A gold-buying frenzy in hyperinflating banana-republic basket cases such as Venezuela, Zimbabwe, Argentina or Turkey makes sense; one can also imagine Indians and Chinese liquidating rushing to buy the precious metal, as they periodically do (for other, not less relevant, reasons). But Japan?
That’s right: the otherwise quiet (and rapidly aging) population of Japan has found a new infatuation with gold, and it has the relentless money-printing juggernaut that is the BOJ to thank for it.
As the FT reports, the price of gold in Japan (denominated in that joke of a currency, the Japanese lira yen) has jumped to an all-time high as the yen extends its historic slide against the US dollar, vaporizing the purchasing power of residents and forcing cash-rich households to find a hedge against ubiquitous inflation.
Buying of yen-denominated gold at the nation’s largest dealer has driven the price of the yellow metal above the ¥10,000 per gramme level for the first time in recent days. It was trading at ¥10,100 last week, according to retail prices published by Tanaka Kikinzoku, one of Japan’s largest gold retailers.
The retail gold price in Japan — the main reference price for the metal in the country — tracks global spot prices, which have been pushed up by the coronavirus pandemic, the war in Ukraine, the debt ceiling crisis in the US and global tensions between the east and west. But most of all, it reflects the dramatic collapse in the value of the yen, which recently passed ¥147 against the dollar, a level that last year triggered verbal market intervention by the Japanese authorities but this year has been widely ignored by a central bank which realizes that intervention at this point is futile and would only precipitate Japanese hyperinflation and systemic collapse.
And since Japan’s inflation, which recently surpassed that of the US, will keep rising…
… as the weak yen will only get weaker – occasional desperation intervention aside – as long as there was no signal from the Bank of Japan that it is ready to tighten its ultra-loose policy which won’t happen for a long time (and when it does, it will spark a collapse in the JGB bond market forcing the trapped BOJ to immediately reverse once again) demand for gold in Japan will only keep rising.
Economists cited by the FT, said the move in retail gold prices, which extends an 18-month rally at gold stores around Japan, was part of a rapid shift in household attitudes to risk as years of deflation have given way to rising consumer prices.
Imagine a world where the biggest source of demand for gold in Asia is not India but Japan, and where demand will only rise as the yen (inevitably) falls as it gets closer to its inevitable and catastrophic end.
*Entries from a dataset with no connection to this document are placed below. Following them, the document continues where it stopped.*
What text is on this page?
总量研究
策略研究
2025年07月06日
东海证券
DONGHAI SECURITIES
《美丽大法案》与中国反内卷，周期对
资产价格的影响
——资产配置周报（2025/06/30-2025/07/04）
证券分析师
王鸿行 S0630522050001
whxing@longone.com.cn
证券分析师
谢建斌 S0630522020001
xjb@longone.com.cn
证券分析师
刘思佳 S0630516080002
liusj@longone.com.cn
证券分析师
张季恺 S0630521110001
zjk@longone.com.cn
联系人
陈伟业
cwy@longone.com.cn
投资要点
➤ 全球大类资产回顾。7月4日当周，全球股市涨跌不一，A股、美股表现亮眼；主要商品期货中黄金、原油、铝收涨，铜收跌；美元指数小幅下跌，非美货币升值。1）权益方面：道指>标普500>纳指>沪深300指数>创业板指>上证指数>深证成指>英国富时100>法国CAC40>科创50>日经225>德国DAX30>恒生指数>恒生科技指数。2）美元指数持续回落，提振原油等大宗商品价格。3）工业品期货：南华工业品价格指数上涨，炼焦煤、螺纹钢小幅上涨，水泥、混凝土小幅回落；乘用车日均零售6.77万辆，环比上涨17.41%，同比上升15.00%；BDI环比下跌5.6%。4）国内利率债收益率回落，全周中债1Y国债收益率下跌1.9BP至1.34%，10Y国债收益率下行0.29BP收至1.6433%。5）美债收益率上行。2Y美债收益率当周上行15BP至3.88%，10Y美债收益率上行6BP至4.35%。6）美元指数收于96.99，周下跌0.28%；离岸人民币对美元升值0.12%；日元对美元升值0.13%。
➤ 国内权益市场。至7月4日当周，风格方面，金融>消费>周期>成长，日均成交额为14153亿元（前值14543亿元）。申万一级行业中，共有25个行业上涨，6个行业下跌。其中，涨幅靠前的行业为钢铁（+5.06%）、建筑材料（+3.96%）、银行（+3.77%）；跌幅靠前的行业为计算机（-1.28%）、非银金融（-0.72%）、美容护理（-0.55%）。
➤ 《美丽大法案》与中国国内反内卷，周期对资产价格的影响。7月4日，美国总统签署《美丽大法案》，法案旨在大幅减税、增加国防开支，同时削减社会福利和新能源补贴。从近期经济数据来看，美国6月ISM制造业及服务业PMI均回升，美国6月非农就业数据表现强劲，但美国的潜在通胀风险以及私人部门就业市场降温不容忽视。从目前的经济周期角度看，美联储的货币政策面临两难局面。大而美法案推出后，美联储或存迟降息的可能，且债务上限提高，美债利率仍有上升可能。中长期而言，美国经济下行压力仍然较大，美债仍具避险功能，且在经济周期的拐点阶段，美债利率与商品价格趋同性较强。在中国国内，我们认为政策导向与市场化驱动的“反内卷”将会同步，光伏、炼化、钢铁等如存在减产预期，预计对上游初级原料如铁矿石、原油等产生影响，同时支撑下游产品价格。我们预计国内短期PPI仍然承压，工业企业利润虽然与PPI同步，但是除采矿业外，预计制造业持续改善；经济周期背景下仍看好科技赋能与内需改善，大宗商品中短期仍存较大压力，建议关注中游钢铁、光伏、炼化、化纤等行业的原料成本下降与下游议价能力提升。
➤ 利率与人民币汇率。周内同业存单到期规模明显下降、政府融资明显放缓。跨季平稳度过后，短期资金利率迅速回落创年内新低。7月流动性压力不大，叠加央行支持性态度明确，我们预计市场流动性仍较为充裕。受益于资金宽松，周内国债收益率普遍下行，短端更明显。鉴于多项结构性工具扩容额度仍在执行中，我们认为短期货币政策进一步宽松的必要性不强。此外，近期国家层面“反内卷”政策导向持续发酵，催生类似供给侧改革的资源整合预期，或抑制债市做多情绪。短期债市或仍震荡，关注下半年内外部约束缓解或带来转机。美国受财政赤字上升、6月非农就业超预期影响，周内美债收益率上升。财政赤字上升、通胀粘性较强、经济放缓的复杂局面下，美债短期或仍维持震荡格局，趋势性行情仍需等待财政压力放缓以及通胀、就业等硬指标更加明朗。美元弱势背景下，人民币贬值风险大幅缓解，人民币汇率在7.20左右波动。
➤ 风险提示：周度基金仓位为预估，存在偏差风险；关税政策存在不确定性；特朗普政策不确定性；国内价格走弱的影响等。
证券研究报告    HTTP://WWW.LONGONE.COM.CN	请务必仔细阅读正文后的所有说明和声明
Well, we are pretty much there now.
Jesper Koll, an economist and adviser to the Japan Catalyst Fund, an investment fund, said the primary driver for the buying by Japanese households was an urgent search for inflation protection after years without strong incentive to move assets out of cash.
“The fact that gold is a non-yen asset helps, but the trigger is inflation,” said Koll, and since inflation in Japan is only going to rise, so will demand for gold.
Japanese households emerged from the pandemic with a record of more than ¥2 quadrillion in accumulated assets or around four times the country’s annual gross domestic product. About half of that was held in cash and deposits — a balance closely eyed by Japan’s securities houses, which are trying to convince customers that inflation is here to stay and they now need to switch their savings into other financial products. The problem is that core CPI in Japan reached 3.1% last month.
“Inflation in Japan is at a crossroads,” said Tomohiro Ota, senior Japan economist at Goldman Sachs, noting that although consumer prices keep going up, some of the increase is down to temporary government subsidies while consumption growth has stalled since March. Goldman Sachs predicts that Japan’s currency will hit ¥155 against the dollar in the next six months.
Eiichiro Kato, a general manager for Tanaka Kikinzoku’s Precious Metals Retail Department, said that gold had become particularly attractive to customers concerned about the yen’s fall to multi-decade lows and their assets being denominated in yen.
Of course, it’s not just Japanese savers who are rushing to the safety of gold: a year of record gold purchases by central banks in a world where the dollar is now weaponized against enemies of Ukraine the Biden administration, has made it clear that demand for gold will only rise.
“We do not see many factors that would cause the dollar-denominated price to fall significantly, and we think that the yen-denominated price could rise further if the yen continues to weaken,” said Kato.
However, Hideo Kumano, chief economist at Dai-Ichi Research Institute, warned against reading too much into the rise in Japan’s gold price due to the small size of the market.
“It could prove to be an outlier and the country’s elderly population might not change their behaviour and start to consume, even if inflation does remain high,” he said. On the other hand, with deflation now dead and buried (at least until the next global depression) the odds that Japan’s notoriously thrifty population will continue to save at a time when its currency is collapsing are nil, especially since the BOJ itself has given up trying to contain the surge in yen-denominated gold…
… something it did for much of the previous decade.